Top scope of statistics
Top scope of statistics

This article is related to " Top scope of statistics " and scope of statistics in different fields. 

Top scope of statistics

Overview


The field of statistical thinking is the study of methods and patterns in data. The main objective of this article is to make you think about some practical examples of why it is important to know different types of statistical tools like basic probability and statistics, regression analysis, etc. In order to understand these examples, we should first give an idea of what the terms “Statistics” and other related words mean. First, let us talk about the history of Statistical Thinking and how it was created in the past days. Second, let us explain what concepts of Random Variables and/or Probability come under the name of statistics. Lastly, let us discuss a quick example of two random variables/probabilities in action, then discuss one more example for each concept. In my next article, I will start discussing what is meant by both concepts.


History of Statistical Thinking and its foundation


The term “Statistics”, or “Statistical Thinking” was coined by Henry D. Montgomery in 1906. According to him, Statistical Thinking had been developed during the Industrial Revolution and has remained the most efficient way of thinking in modern times. He also said that statistic had been the key to economic progress and social advancement of the world through the industrial revolution. But as far back as 1600 to 1800s, people were still using stone-based measuring instruments with human judgment involved in calculations. It took many years before people started using machines like telescopes, weighing machines, etc. This period can be taken as the background of “Statistics”. With help of such devices, they could now measure distances from celestial bodies and they could now calculate the volume of ocean inside the Earth.

In 1760s, Arthur Cayley who was a British physicist published his book Principia Naturalis, where he discussed various topics including mathematics, astronomy, philosophy, chemistry, mathematics, etc. Mathematics became the backbone of calculus and physics. During 1850s, William Rowan Hamilton published a work titled on Analytical Biology and Mathematical Physics. His paper named Law of Equinoxes (also known as Lagrange’s constant) helped to develop the theory of Gravity and eventually, electricity. Along with other scholars, he was able to prove the law of gravity. As time went by, the number of mathematical formulas increased exponentially. Now, it took only few decades to predict all possible possibilities of events in the Universe around our earth and from there, quantum physics has been evolved. From the very beginning, scientists have used numbers and numbers to predict future events. Later, their discoveries were used to estimate the probability of occurrence of natural calamities.

The first ever statistical test called T-Test was proposed by Karl Pearson in 1884–1885. His theorem for the sample dependence test called ‘The Normalized Summation Test’. 

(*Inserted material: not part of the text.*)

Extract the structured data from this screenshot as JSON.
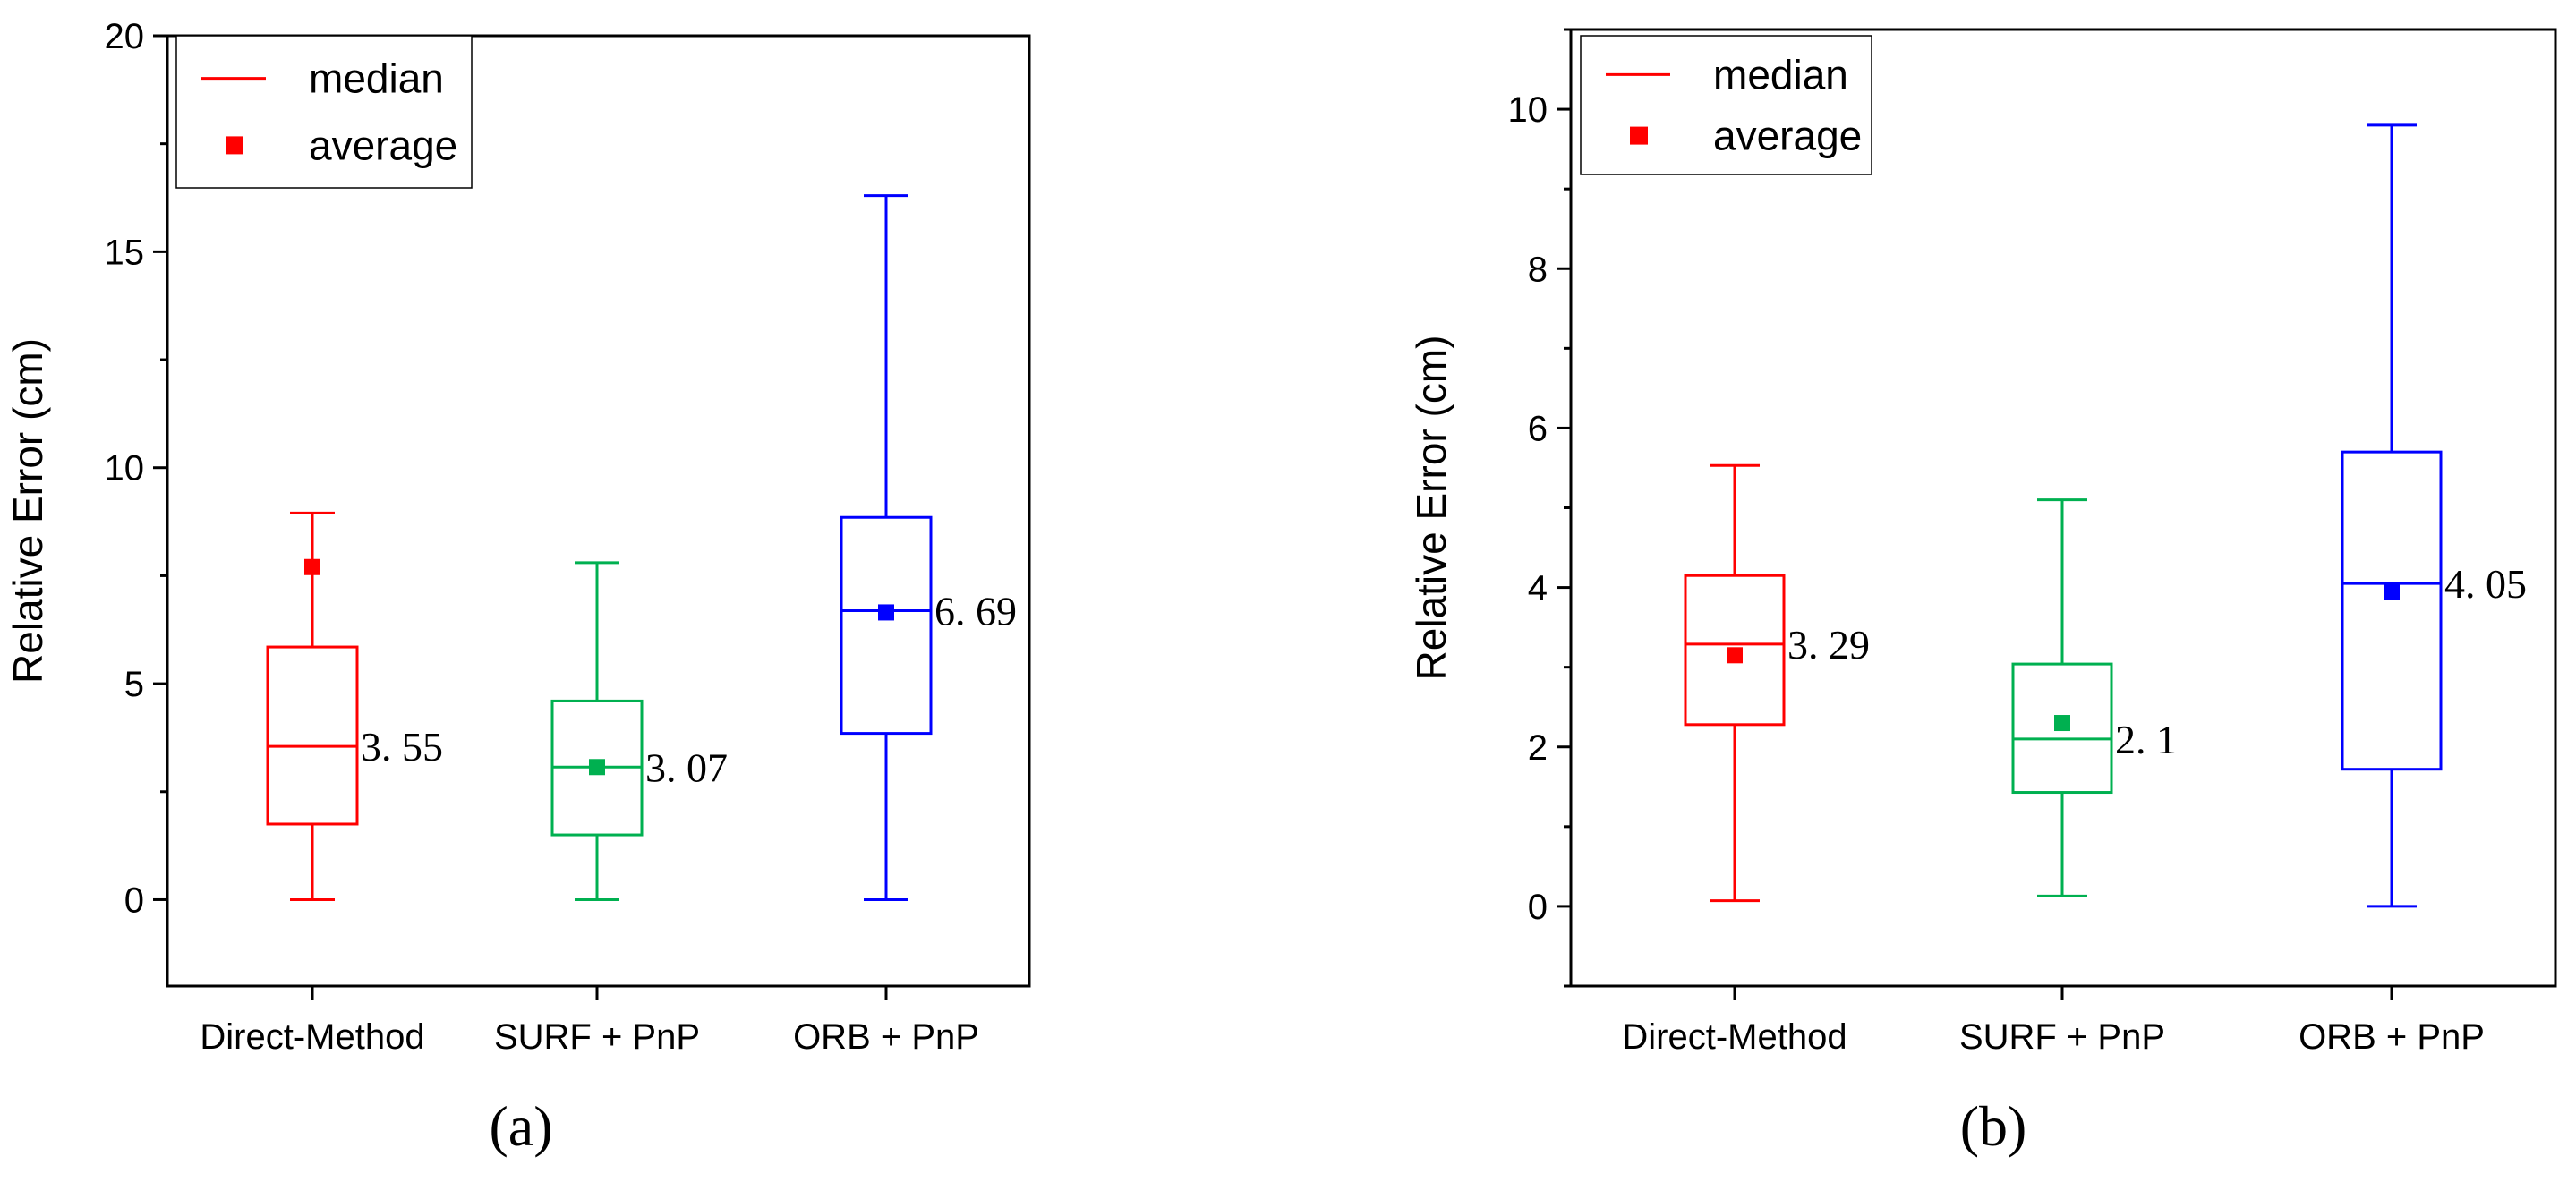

According to the hypothesis, the test statistic should be less than or equal to 0.05 and it may take many decades for its values to converge towards one.

In 1960s, another concept called independence was introduced by E. Siegel. Independence means that we do not observe each other, and we have our own independent samples. At that time, computer programs were still being developed, and so we could calculate a correlation between the values of independent samples. So, our sample distribution becomes dependent upon all the samples. Our samples were considered as random samples, because we are making errors. Thus, when studying the properties of normal distribution, I will consider the sample distribution as another form of error. Hence, when we say our samples are independent, our samples are independent samples.

In 1964, I. Rubin published a journal The Bell Journal of Economics. In 1987, Robert Tibshirani published the journal Quantitative Finance. That time, computers became more powerful and so the theory of general econometric models did not use much physical computing power. So, the calculation of these models did not require a lot of computers or any special software. Today, quantitative finance has become almost impossible without the usage of supercomputers.

Later, R.H. Boller’s book Quantitative Methods was published in the year 1997. What is done with quantitative methods is just the same thing with our earlier methods, namely the specification of the model. However, we have to find a mathematical representation of the model and perform the empirical test.

Another thing added to mathematical modeling is the importance of probabilistic statements in real life. For instance, the statement “I am happy, whatever happens” comes into existence only if you have a chance to see another individual. But, if you say that you are satisfied whether something happens or not, it also becomes true. Hence, statements like “I am happy because I saw you” come into existence only if you have the evidence that someone actually saw you and so on. It is like saying that you are happy because you received a certain reward or status. That makes it similar to an event.

Problems related to statistical thinking

Just like the definitions above, there are certain problems related to these kinds of definitions. There are two major problems that have arisen due to statistical thinking:

Data misinterpretation is a common problem. People usually confuse the interpretation of distributions with those of probability distributions. They have different meanings of the word distribution. A distribution is just the total information regarding probabilities over a finite space. Whereas, a frequency distribution is basically a weighted set of probabilities such as frequencies of occurrence of random events. Generally, when we talk about distributions, we are mostly concerned with the mathematical relations in them. When we talk about probability distributions, we are mostly concerned with the theoretical relationship between probability models and the probability distribution. To solve such a problem, we need to understand that we convert those distributions into probabilities. So, if we consider random variable as another form of distribution, then it becomes a collection of probabilities, and if we speak about distributions, we are primarily trying to understand the relationships between the functions and functions in probability.